A2AR-agonist-1是腺苷A2A受体（A2AR）和平衡型核苷转运体1（ENT1）的强效激动剂，其Ki 值分别为 4.39 和 3.47^[1]。通过激活A2AR，它可调节下游环磷酸腺苷（cAMP）信号通路，同时抑制 ENT1以减少细胞对腺苷的摄取，增加细胞外腺苷浓度，协同增强A2AR的激活效应^[2]。作为 G 蛋白偶联受体家族的重要配体，其双重作用机制可有效调节细胞内信号转导，从而发挥抗炎、神经保护和改善心血管功能等多种生理效应^[3]。

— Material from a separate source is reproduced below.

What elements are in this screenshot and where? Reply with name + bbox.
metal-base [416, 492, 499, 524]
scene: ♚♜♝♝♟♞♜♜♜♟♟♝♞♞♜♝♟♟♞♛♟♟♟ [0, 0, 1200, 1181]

在体外，用A2AR-agonist-1（1μM）处理巨噬细胞 0.5 小时可诱导巨噬细胞向M2型极化，通过PPARγ-P65通路增加抗炎细胞因子IL-10的表达，并抑制肿瘤坏死因子-α（TNF-α）和白细胞介素-1β（IL-1β）的表达^[4]。使用A2AR-agonist-1（0.001-1μM）处理人角膜上皮细胞12h，通过短期磷酸化抑制 YAP 活性、长期激活YAP核转位的双相调控机制，显著促进角膜上皮细胞的增殖与迁移，加速伤口愈合^[5]。

在体内，使用 A2AR-agonist-1（0.25mg/kg）腹腔注射治疗矽肺模型小鼠28天，通过激活A2AR抑制Wnt/β-连环蛋白信号通路，从而减轻肺组织炎症、纤维化及上皮间充质转化^[6]。A2AR-agonist-1（1mg/kg）通过腹腔注射减少了LPS攻击小鼠的主动脉、心脏和肺血管中E-选择素和ICAM-1蛋白的表达，减轻了相应的心脏炎症损伤^[7]。